2
votes

I'm doing some evaluations on STM32H7, on the STM32H753I-EVAL2 board. I used STMicro example code to configure, write and read the QSPI Flash in memory mapped mode.

I was surprised by some figures regarding duration of LDR instruction:

  • I measure the number of cycles of instructions using the SysTick (connected on CPU clock). As far as I understood: one cycle of SysTick = one cycle of CPU.

  • I measured two instructions exactly identical ldrb.w Rn, [Rp, Rq] except that Rp is in one case an address in DTC-RAM and in the other case an address in QSPI Flash.

The results are (code executed from internal flash): 15 cycles from DCTM-RAM, 12 cycles from QSPI.

I'm surprised by the results, I guess the QSPI content if cached so it might explain the figures ?

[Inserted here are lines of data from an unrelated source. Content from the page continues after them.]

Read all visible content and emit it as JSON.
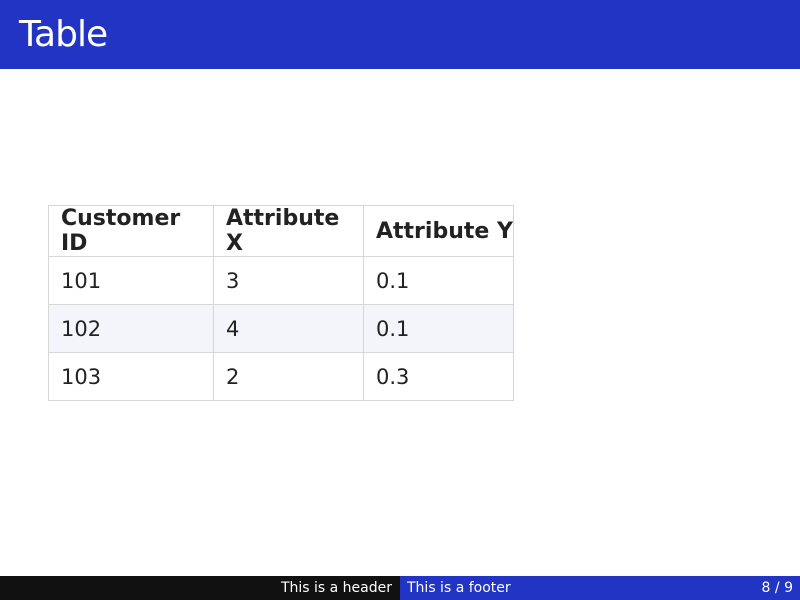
{
  "slide": {
    "title": "Table"
  },
  "table": {
    "headers": [
      "Customer ID",
      "Attribute X",
      "Attribute Y"
    ],
    "rows": [
      [
        "101",
        "3",
        "0.1"
      ],
      [
        "102",
        "4",
        "0.1"
      ],
      [
        "103",
        "2",
        "0.3"
      ]
    ]
  },
  "footer": {
    "header_text": "This is a header",
    "footer_text": "This is a footer",
    "page_current": "8",
    "page_separator": "/",
    "page_total": "9"
  },
  "colors": {
    "theme_blue": "#2234c4",
    "footer_dark": "#111111",
    "row_stripe": "#f4f5fa"
  }
}
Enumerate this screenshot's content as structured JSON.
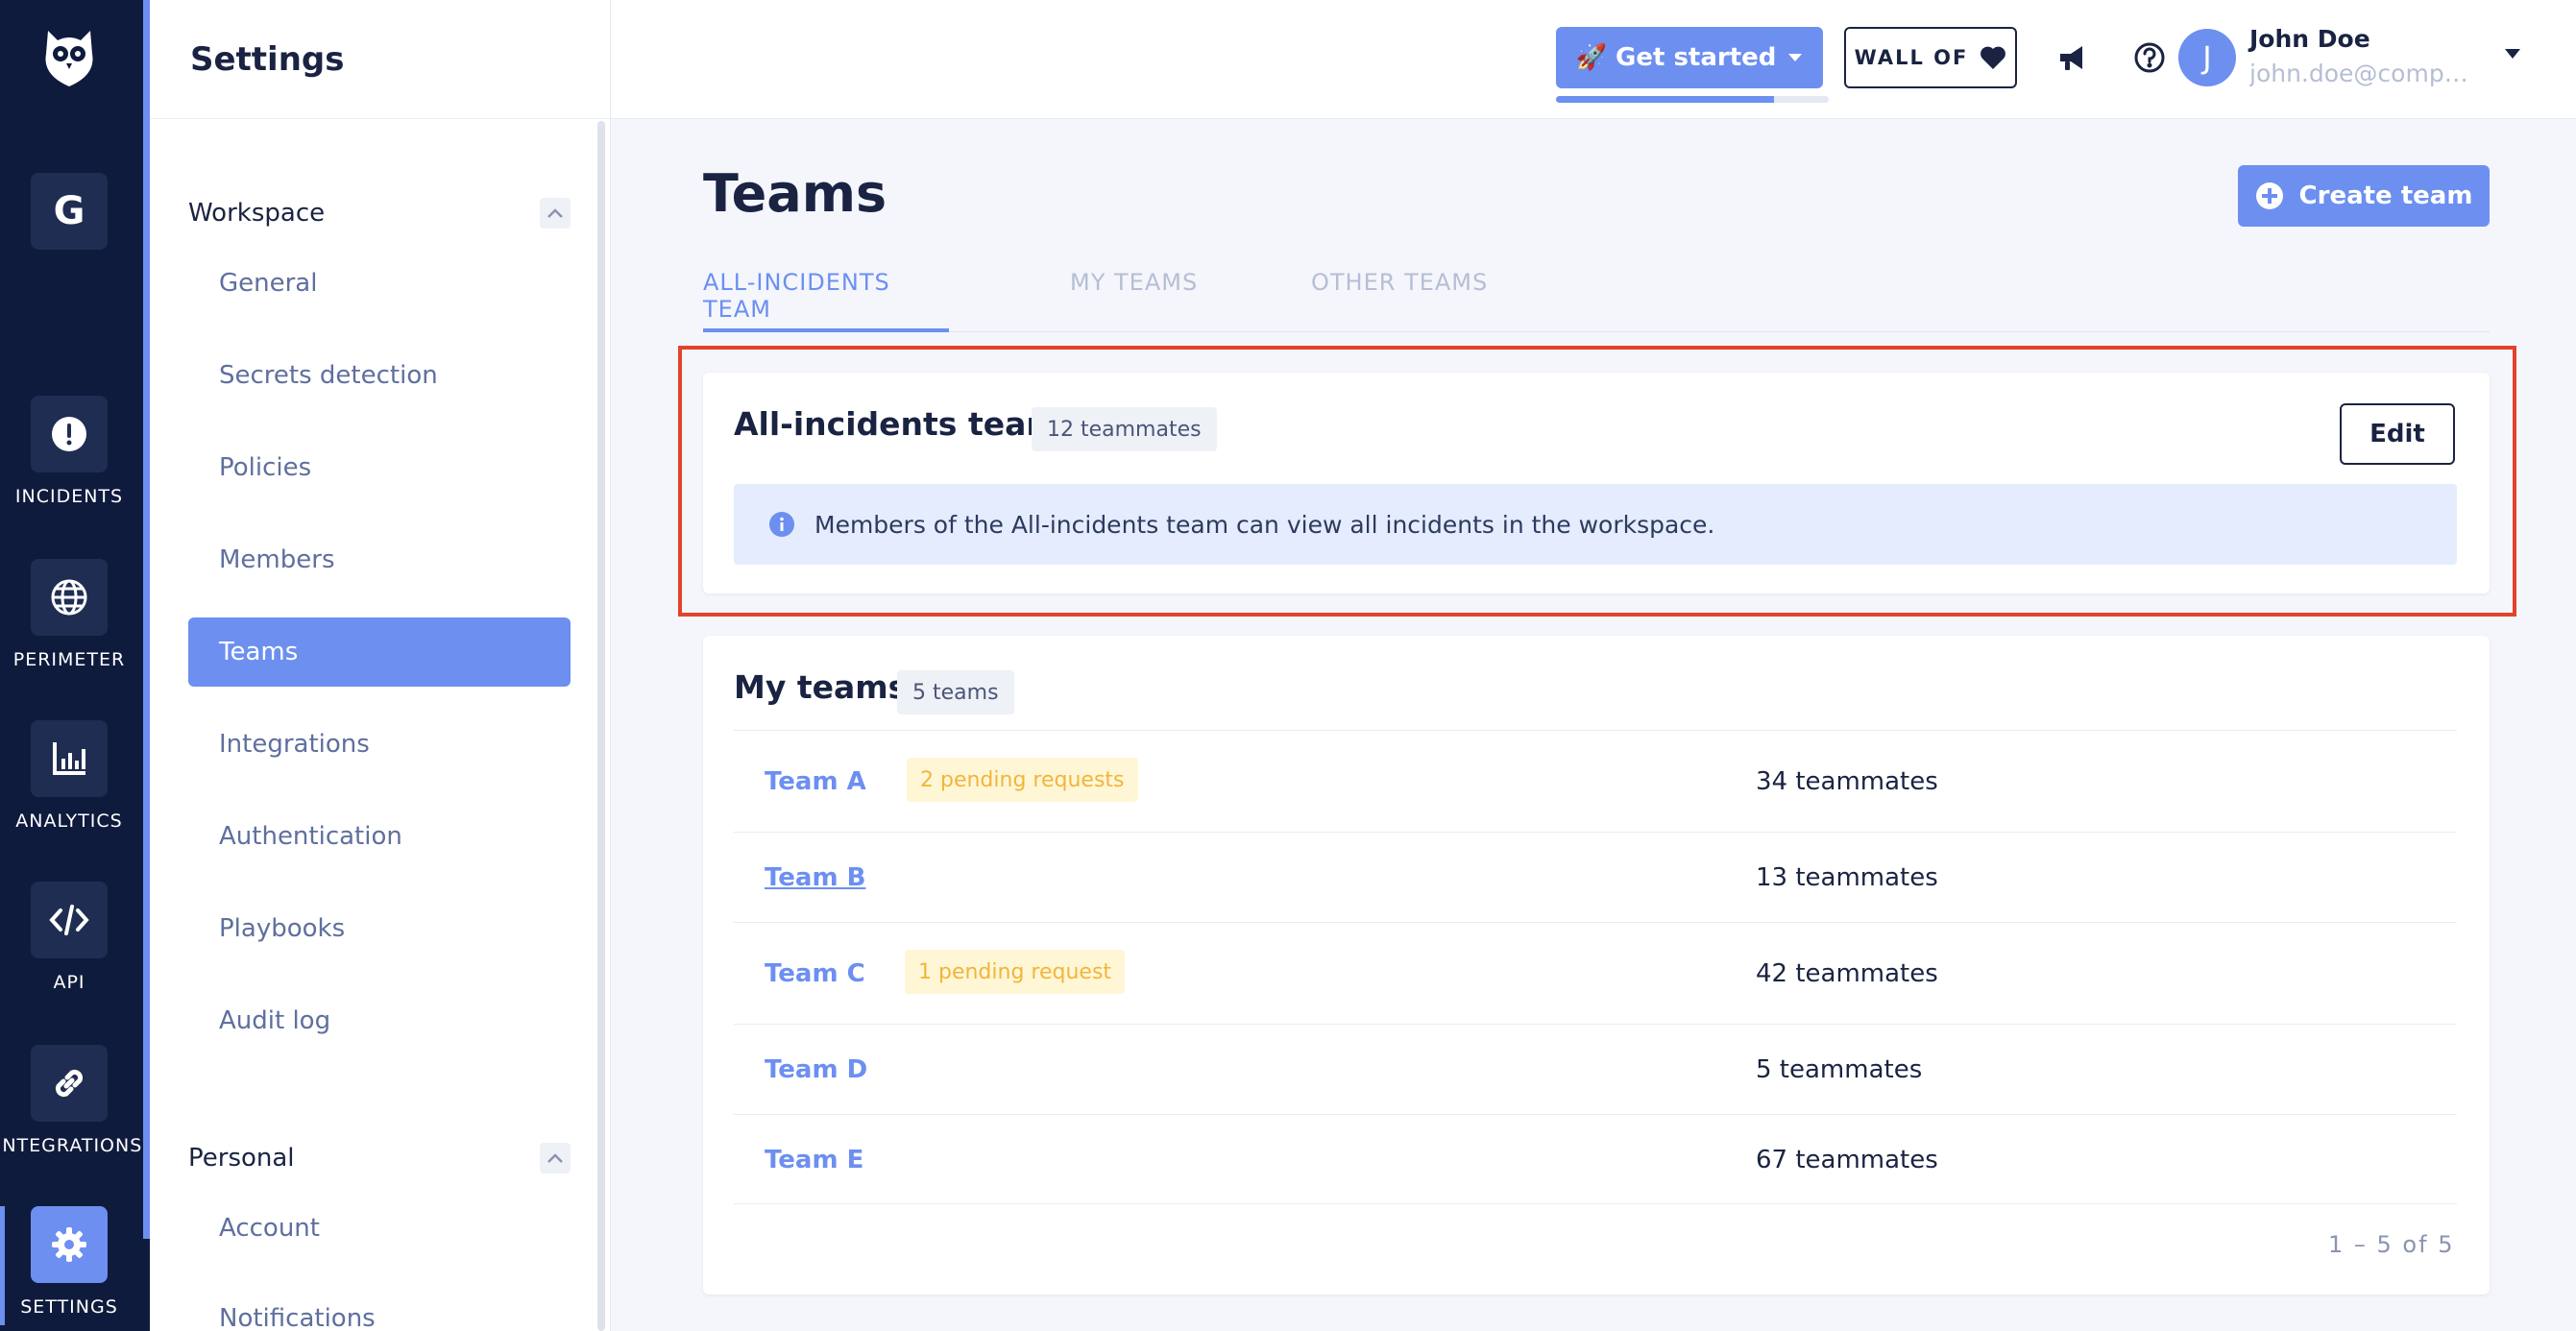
{
  "rail": {
    "workspace_initial": "G",
    "items": [
      {
        "label": "INCIDENTS",
        "icon": "alert-icon"
      },
      {
        "label": "PERIMETER",
        "icon": "globe-icon"
      },
      {
        "label": "ANALYTICS",
        "icon": "chart-icon"
      },
      {
        "label": "API",
        "icon": "code-icon"
      },
      {
        "label": "INTEGRATIONS",
        "icon": "link-icon"
      },
      {
        "label": "SETTINGS",
        "icon": "gear-icon",
        "active": true
      }
    ]
  },
  "sidebar": {
    "title": "Settings",
    "workspace_group": "Workspace",
    "workspace_items": [
      "General",
      "Secrets detection",
      "Policies",
      "Members",
      "Teams",
      "Integrations",
      "Authentication",
      "Playbooks",
      "Audit log"
    ],
    "active_item": "Teams",
    "personal_group": "Personal",
    "personal_items": [
      "Account",
      "Notifications"
    ]
  },
  "header": {
    "get_started": "🚀 Get started",
    "onboarding_progress": 0.8,
    "wall_of": "WALL OF",
    "user_initial": "J",
    "user_name": "John Doe",
    "user_email": "john.doe@compa..."
  },
  "main": {
    "title": "Teams",
    "create_team": "Create team",
    "tabs": [
      "ALL-INCIDENTS TEAM",
      "MY TEAMS",
      "OTHER TEAMS"
    ],
    "active_tab": "ALL-INCIDENTS TEAM",
    "all_incidents": {
      "title": "All-incidents team",
      "badge": "12 teammates",
      "edit": "Edit",
      "info": "Members of the All-incidents team can view all incidents in the workspace."
    },
    "my_teams": {
      "title": "My teams",
      "badge": "5 teams",
      "rows": [
        {
          "name": "Team A",
          "pending": "2 pending requests",
          "count": "34 teammates"
        },
        {
          "name": "Team B",
          "pending": "",
          "count": "13 teammates"
        },
        {
          "name": "Team C",
          "pending": "1 pending request",
          "count": "42 teammates"
        },
        {
          "name": "Team D",
          "pending": "",
          "count": "5 teammates"
        },
        {
          "name": "Team E",
          "pending": "",
          "count": "67 teammates"
        }
      ],
      "pagination": "1 – 5  of  5"
    }
  },
  "colors": {
    "accent": "#6c8ff0",
    "rail_bg": "#0f1b3d",
    "highlight": "#e2432a",
    "pending_text": "#f0b63a"
  }
}
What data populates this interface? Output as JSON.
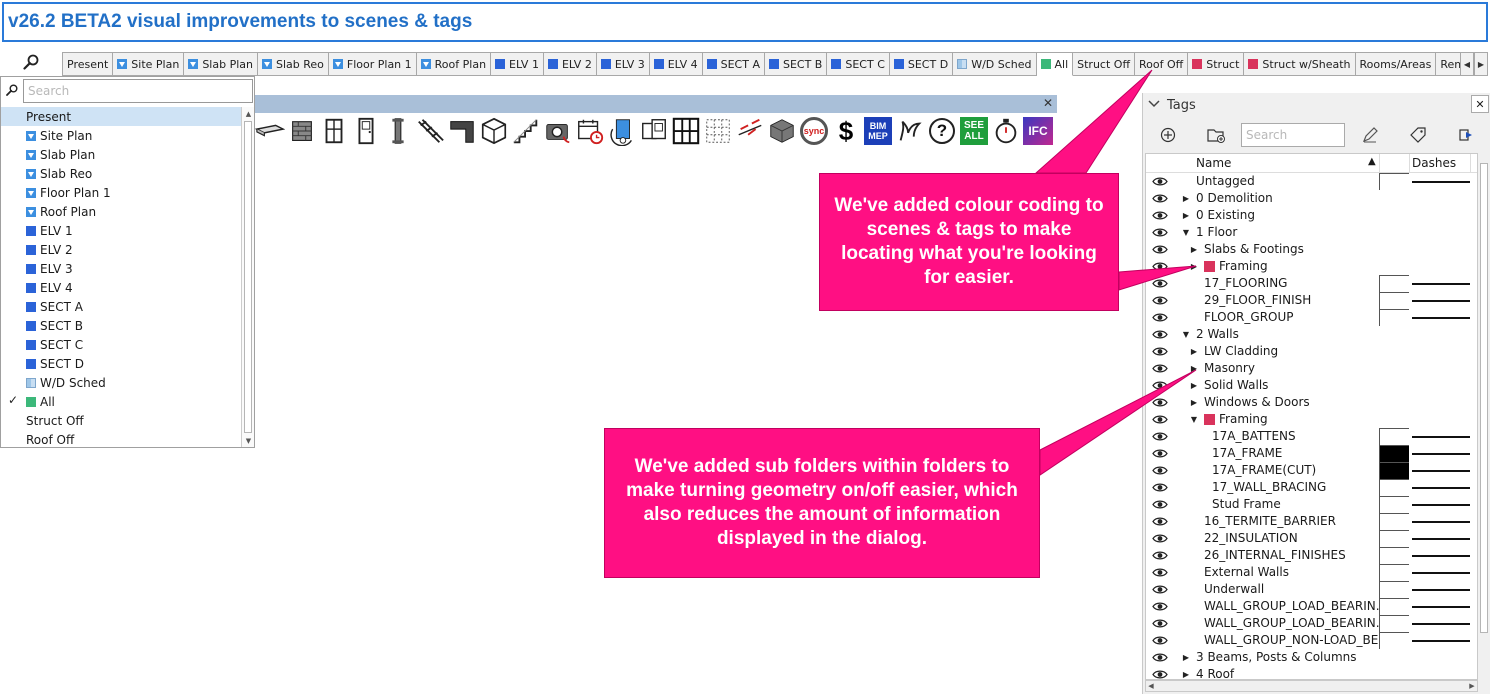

Also I find that 15 cycles for a single LDR instruction seems quite a lot, what do you think ? Is there something wrong in my procedure ?

1
Did the code itself run from internal flash? Was it aligned to cache line boundary? Was RAM used for something else meanwhile, e.g. displaying graphics?followed Monica to Codidact
Did you measure an unrolled block of multiple load instructions to hide measurement overhead? I'm not sure if Cortex-M can start executing the next instruction while a previous load is still in flight. So measuring a single instruction in isolation might not be representative, depending on exactly how simple Cortex-M is.Peter Cordes
@berendi Yes code excuted from internal flash, I didnn't modify the mapping and didn't check for cache line alignement. RAM wasn't used for something else.Guillaume Petitjean
Your CPU does have 16kiB each of L1i and L1d cache. (So a loop could run from cache, unless cache is disabled for that mem region or entirely). STM32H753I-EVAL2 uses a st.com/en/microcontrollers-microprocessors/stm32h753xi.html which is a Cortex-M7 core, which is dual issue superscalar. So yeah, testing a single instruction is probably not great. Depends what you want to measure, but normally execution of an instruction will be able to overlap with one before or after if you schedule instructions well.Peter Cordes
A good way to test cached load throughput would be to put a big block of ldrb or ldr instructions in a loop, so you have like 1 instruction of loop overhead per 256 loads or something. You want the loop to fit in instruction-cache, unless you want to test competition for I-fetch too. (Use different registers to avoid WAW hazards (or not to see if loading the same reg repeatedly causes a bottleneck), and use offsets in the addressing modes if you want to load from different cache lines. e.g. to make them all alias the same set and get cache misses.)Peter Cordes

1 Answers

0
votes

If the internal flash is not cached, or the cache is invalid, or the pipeline was flushed or ... (many many other)s it may take more time than the QSPI Flash located instruction.

To measure execution time you have special registers.